The male was named Hudson, after New York’s famed river. A video of his tagging was also posted by Ocearch.

Montauk arrived at sunset a week after the ship had set out, a weight off researchers whose goal was to nab at least one juvenile white shark. As a shark scouting boat led it to the research vessel, equipped with a lift, the baby white did not fight.

Brett McBride, co-captain of the Ocearch vessel, was on the scouting boat and had been expecting another type of species when the fish swam by.

“When that thing went under the boat, I was like I think we got a baby white on us,” he said on the video.

A 47-minute video of the adventure showed eight or more people at times swarmed around the little predator, taking a tissue sample, measurements and attaching a tag to her fin. A blanket was put over her head. A hose put inside her mouth kept her gills wet, and when all the data-gathering was over, she took her time letting go of the hose.

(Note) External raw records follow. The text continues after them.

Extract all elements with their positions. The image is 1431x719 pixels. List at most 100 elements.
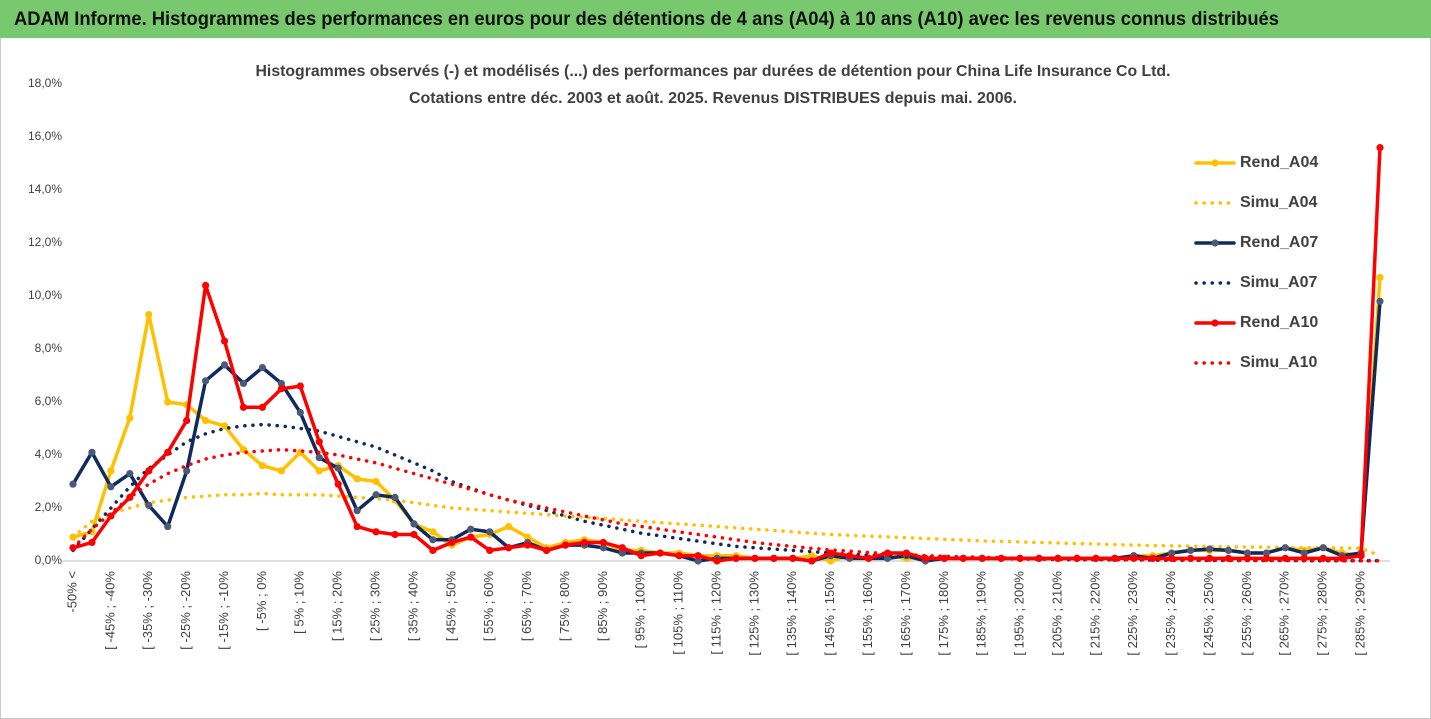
legend-marker	[1211, 239, 1219, 247]
series-marker	[429, 546, 437, 555]
series-marker	[1168, 549, 1176, 557]
x-tick-label: [ 65% ; 70%	[519, 571, 534, 642]
series-marker	[656, 549, 664, 557]
x-tick-label: [ 135% ; 140%	[784, 571, 799, 656]
series-marker	[164, 448, 172, 456]
series-marker	[561, 541, 570, 549]
series-marker	[69, 480, 77, 488]
series-marker	[694, 552, 702, 560]
x-tick-label: [ -25% ; -20%	[178, 571, 193, 650]
x-tick-label: [ 225% ; 230%	[1125, 571, 1140, 656]
series-marker	[88, 448, 96, 456]
series-marker	[827, 549, 835, 557]
series-marker	[88, 538, 96, 547]
series-marker	[372, 491, 380, 499]
series-marker	[1376, 144, 1384, 152]
series-marker	[448, 538, 456, 547]
series-marker	[846, 552, 854, 560]
x-tick-label: [ 105% ; 110%	[671, 571, 686, 655]
series-marker	[637, 552, 645, 560]
series-marker	[524, 533, 532, 541]
series-marker	[126, 414, 134, 422]
y-tick-label: 14,0%	[28, 182, 62, 196]
x-tick-label: [ 55% ; 60%	[481, 571, 496, 642]
series-marker	[334, 464, 342, 472]
x-tick-label: [ 255% ; 260%	[1239, 571, 1254, 656]
series-marker	[808, 552, 816, 560]
x-tick-label: [ 25% ; 30%	[368, 571, 383, 642]
x-tick-label: [ 285% ; 290%	[1352, 571, 1367, 656]
y-tick-label: 2,0%	[35, 500, 63, 514]
y-tick-label: 8,0%	[35, 341, 63, 355]
x-tick-label: [ 75% ; 80%	[557, 571, 572, 642]
series-marker	[220, 422, 229, 430]
series-marker	[751, 554, 759, 562]
x-tick-label: [ 275% ; 280%	[1315, 571, 1330, 656]
series-marker	[618, 544, 626, 552]
series-marker	[201, 377, 210, 385]
series-marker	[467, 525, 475, 533]
series-marker	[1111, 554, 1119, 562]
x-tick-label: [ 5% ; 10%	[292, 571, 307, 634]
series-marker	[258, 462, 267, 470]
x-tick-label: [ 95% ; 100%	[633, 571, 648, 649]
header-title: ADAM Informe. Histogrammes des performan…	[14, 9, 1279, 30]
series-marker	[315, 438, 323, 446]
y-tick-label: 0,0%	[35, 553, 63, 567]
series-marker	[429, 528, 437, 536]
y-tick-label: 16,0%	[28, 129, 62, 143]
series-marker	[1054, 554, 1062, 562]
series-marker	[1376, 273, 1384, 282]
series-marker	[410, 530, 418, 539]
series-marker	[883, 549, 892, 557]
series-marker	[599, 544, 607, 552]
x-tick-label: [ -5% ; 0%	[254, 571, 269, 631]
series-marker	[315, 454, 323, 462]
series-marker	[770, 554, 778, 562]
legend-marker	[1211, 319, 1219, 327]
series-marker	[827, 557, 835, 565]
x-tick-label: [ 15% ; 20%	[330, 571, 345, 642]
series-marker	[467, 533, 475, 541]
x-tick-label: [ -15% ; -10%	[216, 571, 231, 650]
series-marker	[164, 398, 172, 406]
series-marker	[126, 469, 134, 478]
series-marker	[220, 361, 229, 369]
series-marker	[599, 538, 607, 547]
series-marker	[353, 522, 361, 531]
series-marker	[353, 475, 361, 483]
series-marker	[107, 467, 115, 475]
series-marker	[258, 403, 267, 411]
series-marker	[315, 467, 323, 475]
series-marker	[1319, 544, 1327, 552]
y-tick-label: 12,0%	[28, 235, 62, 249]
series-marker	[334, 480, 342, 488]
x-tick-label: [ 35% ; 40%	[405, 571, 420, 642]
x-tick-label: [ 235% ; 240%	[1163, 571, 1178, 656]
legend-label: Rend_A04	[1240, 154, 1318, 171]
series-marker	[391, 530, 399, 539]
series-marker	[201, 281, 210, 289]
header-bar	[0, 0, 1431, 38]
series-marker	[505, 522, 513, 531]
series-marker	[486, 546, 494, 555]
series-marker	[429, 536, 437, 544]
series-marker	[1300, 549, 1308, 557]
x-tick-label: [ 245% ; 250%	[1201, 571, 1216, 656]
x-tick-label: [ 265% ; 270%	[1277, 571, 1292, 656]
x-tick-label: [ 185% ; 190%	[974, 571, 989, 656]
legend-label: Simu_A07	[1240, 274, 1317, 291]
series-marker	[732, 554, 740, 562]
legend-label: Simu_A04	[1240, 194, 1317, 211]
x-tick-label: -50% <	[64, 571, 79, 613]
series-marker	[505, 544, 513, 552]
series-marker	[1186, 546, 1195, 555]
series-line	[71, 145, 1382, 563]
series-marker	[258, 363, 267, 372]
series-marker	[1357, 552, 1365, 560]
series-marker	[1224, 546, 1233, 555]
series-marker	[675, 552, 683, 560]
series-marker	[353, 507, 361, 515]
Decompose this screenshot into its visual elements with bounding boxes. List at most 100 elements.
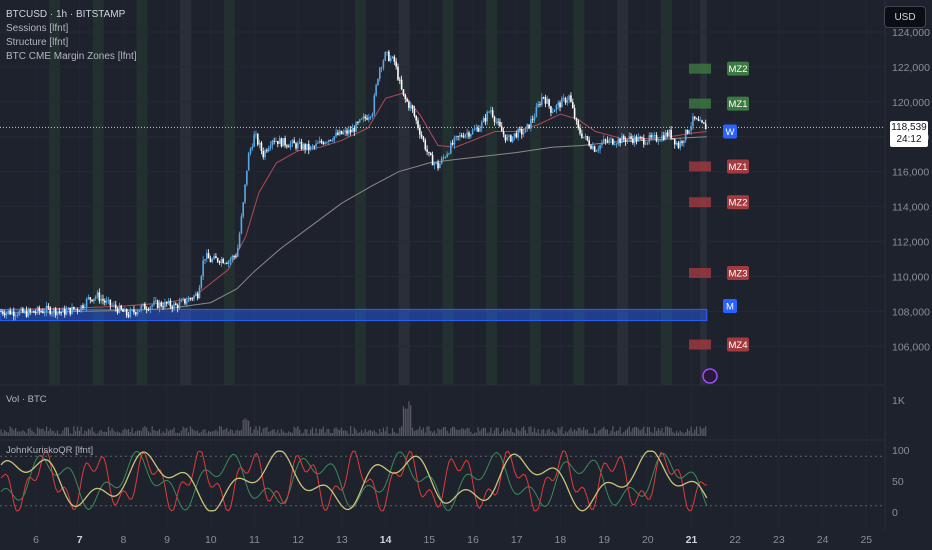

“That was crazy, right?” Fischer said afterward as clapping erupted to wish Montauk well.

The great whites are not threatened with extinction but the species’ survival hangs on the fishing industry, pollution and policies aimed at stopping the shark fin trade.

Montauk has been added to the group’s Global Shark Tracker, which allows people to see the pinged locations of each shark.

“Together we wait for the first ping,” Fischer had said. “We got to learn where the baby sharks go so we can make more big sharks and lots of fish for our grandchildren. Today was a big leap forward for that in the North Atlantic Ocean.”